A spear phishing attacker is after something in particular. A common scheme is business email compromise, in which a cybercriminal poses as a senior employee with the power to request wire transfers (to fraudulent companies), direct deposit changes, or W2 information. To connect with you in a convincing way, the attacker may engage in social engineering to impersonate people you know, such as colleagues or business acquaintances. The attacker can accomplish this by researching you on the Internet and social media or getting information about you from data breaches using peer-to-peer (P2P) protocols like BitTorrent.
Consider the following spear phishing scenario: Your name is Bob and you work for Joe Smith, your company’s CEO. A spear phisher sees you on LinkedIn and notices that you’re friends with Joe. He follows you on Facebook and learns about your favorite sports teams and reads about a project you’re working on at the office.
The attacker then creates an email account under the name joesmith21@gmail.com. While real Joe is on vacation—information that the phisher has gleaned from Facebook—fake Joe sends you an email that says, “Ugh, Bob… I am on vacation, but I need a wire transfer of $100,000 to a contractor in China for our project. Please take care of it right away. Here are the wiring instructions.”
If you’re not paying close attention, you might complete the fund transfer. This is a form of business email compromise that happens more often than you might suspect. Even people who have been trained specifically not to do this tend to get nervous when the “CEO” is pressuring them to do something. After all, it’s Joe, not some stranger… or so you think. In some cases, the hacker will be more subtle, and the initial contact will be more of an exploratory exercise. "Are you in the office?" is a popular form of initial contact spear phishing used by many hackers.
Spear phishing attacks are at the heart of many of the most serious, and expensive, data breaches.

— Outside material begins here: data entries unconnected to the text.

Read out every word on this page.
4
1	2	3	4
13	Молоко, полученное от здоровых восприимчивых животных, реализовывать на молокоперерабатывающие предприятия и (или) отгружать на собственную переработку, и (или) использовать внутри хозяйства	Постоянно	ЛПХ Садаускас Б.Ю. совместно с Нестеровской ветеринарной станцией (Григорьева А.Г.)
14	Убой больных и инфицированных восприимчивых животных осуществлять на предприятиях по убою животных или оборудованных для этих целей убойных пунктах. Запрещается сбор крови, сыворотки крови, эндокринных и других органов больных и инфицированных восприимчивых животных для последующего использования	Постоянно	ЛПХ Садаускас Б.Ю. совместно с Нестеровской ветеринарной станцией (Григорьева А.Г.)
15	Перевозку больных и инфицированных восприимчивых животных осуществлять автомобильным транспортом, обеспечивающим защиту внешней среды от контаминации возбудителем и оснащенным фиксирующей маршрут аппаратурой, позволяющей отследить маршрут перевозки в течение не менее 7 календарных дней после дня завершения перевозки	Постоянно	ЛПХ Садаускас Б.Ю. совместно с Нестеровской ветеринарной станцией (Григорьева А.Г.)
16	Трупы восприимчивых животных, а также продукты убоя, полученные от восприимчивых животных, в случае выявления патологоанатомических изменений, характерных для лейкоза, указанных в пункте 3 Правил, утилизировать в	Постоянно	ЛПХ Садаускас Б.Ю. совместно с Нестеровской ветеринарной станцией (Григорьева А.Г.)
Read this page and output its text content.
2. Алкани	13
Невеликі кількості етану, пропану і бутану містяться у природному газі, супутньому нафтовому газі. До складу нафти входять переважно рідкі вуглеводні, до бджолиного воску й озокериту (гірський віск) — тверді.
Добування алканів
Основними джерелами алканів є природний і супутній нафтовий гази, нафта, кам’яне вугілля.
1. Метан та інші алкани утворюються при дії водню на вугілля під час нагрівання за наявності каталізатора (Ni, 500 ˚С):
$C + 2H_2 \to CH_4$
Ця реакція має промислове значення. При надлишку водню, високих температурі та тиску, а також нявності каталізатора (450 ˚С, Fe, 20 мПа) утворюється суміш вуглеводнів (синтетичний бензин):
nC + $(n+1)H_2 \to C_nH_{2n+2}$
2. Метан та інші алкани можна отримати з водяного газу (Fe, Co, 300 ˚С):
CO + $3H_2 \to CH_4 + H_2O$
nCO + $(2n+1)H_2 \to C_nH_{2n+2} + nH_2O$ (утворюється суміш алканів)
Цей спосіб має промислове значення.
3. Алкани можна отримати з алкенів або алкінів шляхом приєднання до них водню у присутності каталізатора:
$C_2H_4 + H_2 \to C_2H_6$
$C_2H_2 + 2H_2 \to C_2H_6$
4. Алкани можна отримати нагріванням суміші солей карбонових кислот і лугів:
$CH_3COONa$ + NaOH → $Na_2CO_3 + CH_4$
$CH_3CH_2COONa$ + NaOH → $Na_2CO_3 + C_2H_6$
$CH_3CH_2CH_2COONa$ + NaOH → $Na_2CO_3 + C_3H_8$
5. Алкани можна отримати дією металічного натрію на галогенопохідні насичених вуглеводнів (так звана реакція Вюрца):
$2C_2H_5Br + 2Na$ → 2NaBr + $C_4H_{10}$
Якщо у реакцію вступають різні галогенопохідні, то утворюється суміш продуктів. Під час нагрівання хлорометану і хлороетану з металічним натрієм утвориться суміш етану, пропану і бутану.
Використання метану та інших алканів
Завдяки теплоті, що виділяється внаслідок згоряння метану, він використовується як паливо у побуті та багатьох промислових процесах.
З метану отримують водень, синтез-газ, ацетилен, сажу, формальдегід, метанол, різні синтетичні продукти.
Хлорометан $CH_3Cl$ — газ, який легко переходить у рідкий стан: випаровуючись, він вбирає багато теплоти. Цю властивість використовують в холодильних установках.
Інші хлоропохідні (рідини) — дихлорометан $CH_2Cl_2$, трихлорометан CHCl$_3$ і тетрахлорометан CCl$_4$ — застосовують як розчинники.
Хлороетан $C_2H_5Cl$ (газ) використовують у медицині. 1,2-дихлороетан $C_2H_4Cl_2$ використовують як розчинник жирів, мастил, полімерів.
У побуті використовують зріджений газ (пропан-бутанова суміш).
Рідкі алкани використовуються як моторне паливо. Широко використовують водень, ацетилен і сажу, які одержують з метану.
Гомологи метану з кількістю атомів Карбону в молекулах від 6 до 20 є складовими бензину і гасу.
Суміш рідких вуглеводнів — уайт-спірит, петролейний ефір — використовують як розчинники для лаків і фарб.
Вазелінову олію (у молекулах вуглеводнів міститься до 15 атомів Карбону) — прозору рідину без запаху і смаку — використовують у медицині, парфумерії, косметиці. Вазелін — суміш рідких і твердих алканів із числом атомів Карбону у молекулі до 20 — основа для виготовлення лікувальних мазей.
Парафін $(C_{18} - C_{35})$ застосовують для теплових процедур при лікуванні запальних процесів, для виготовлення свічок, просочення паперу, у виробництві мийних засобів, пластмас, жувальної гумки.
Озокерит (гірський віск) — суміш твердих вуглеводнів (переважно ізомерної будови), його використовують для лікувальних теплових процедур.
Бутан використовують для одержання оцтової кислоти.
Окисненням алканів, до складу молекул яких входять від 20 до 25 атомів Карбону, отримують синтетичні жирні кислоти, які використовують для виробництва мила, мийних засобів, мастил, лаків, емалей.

In 2018, business email compromise cost US businesses $2.4 billion, according to the FBI’s 2021 Internet Crime Report, while phishing cost US victims more than $44 million.

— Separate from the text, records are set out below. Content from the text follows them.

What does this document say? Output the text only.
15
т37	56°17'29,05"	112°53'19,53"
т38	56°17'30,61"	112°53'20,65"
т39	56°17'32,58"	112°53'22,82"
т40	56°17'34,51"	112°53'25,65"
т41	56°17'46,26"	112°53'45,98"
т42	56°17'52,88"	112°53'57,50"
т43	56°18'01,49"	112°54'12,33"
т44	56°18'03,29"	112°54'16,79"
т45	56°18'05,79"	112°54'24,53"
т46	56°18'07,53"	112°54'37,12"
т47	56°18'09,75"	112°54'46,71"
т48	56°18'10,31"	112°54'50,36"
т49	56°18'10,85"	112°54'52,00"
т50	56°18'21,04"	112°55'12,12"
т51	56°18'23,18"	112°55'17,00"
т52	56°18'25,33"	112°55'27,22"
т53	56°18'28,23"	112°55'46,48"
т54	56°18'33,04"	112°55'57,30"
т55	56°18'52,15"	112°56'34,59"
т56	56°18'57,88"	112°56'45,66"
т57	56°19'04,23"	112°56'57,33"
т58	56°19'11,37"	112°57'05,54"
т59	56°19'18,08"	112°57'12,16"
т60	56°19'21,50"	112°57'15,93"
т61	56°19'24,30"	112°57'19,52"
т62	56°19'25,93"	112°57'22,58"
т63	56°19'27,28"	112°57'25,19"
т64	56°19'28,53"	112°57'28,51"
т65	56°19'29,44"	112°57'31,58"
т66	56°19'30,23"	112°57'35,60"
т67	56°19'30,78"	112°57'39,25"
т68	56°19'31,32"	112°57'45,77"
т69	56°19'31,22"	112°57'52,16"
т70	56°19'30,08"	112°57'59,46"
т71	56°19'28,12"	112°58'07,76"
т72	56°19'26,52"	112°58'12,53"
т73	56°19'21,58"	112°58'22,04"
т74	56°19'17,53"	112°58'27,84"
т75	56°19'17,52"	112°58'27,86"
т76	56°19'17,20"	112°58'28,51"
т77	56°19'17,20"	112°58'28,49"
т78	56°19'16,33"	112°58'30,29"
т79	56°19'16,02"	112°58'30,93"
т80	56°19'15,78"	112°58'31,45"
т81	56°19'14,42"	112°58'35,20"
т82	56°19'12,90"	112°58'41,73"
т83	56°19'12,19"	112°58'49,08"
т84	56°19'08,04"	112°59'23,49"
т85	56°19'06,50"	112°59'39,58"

Email filters can stop large-scale phishing emails that contain known phishing URLs. Similarly, if an email contains an attachment with a known signature, a traditional email filter will catch it. However, if a phishing URL is an unknown threat, or if you get a personalized email from Bob that contains no URL or attachment, they will invariably slide right through most filters.
Thus, phishing, and especially spear phishing, comprise a dangerous but highly effective attack vector. Defense is possible, however. Phishing awareness training, for example, can help users learn to spot a phishing or spear phishing email. In addition, solutions like Vade leverage artificial intelligence, including machine learning, to identify malicious emails, URLs, and attachments, as well as attempts to spoof the identity of colleagues and business acquaintances.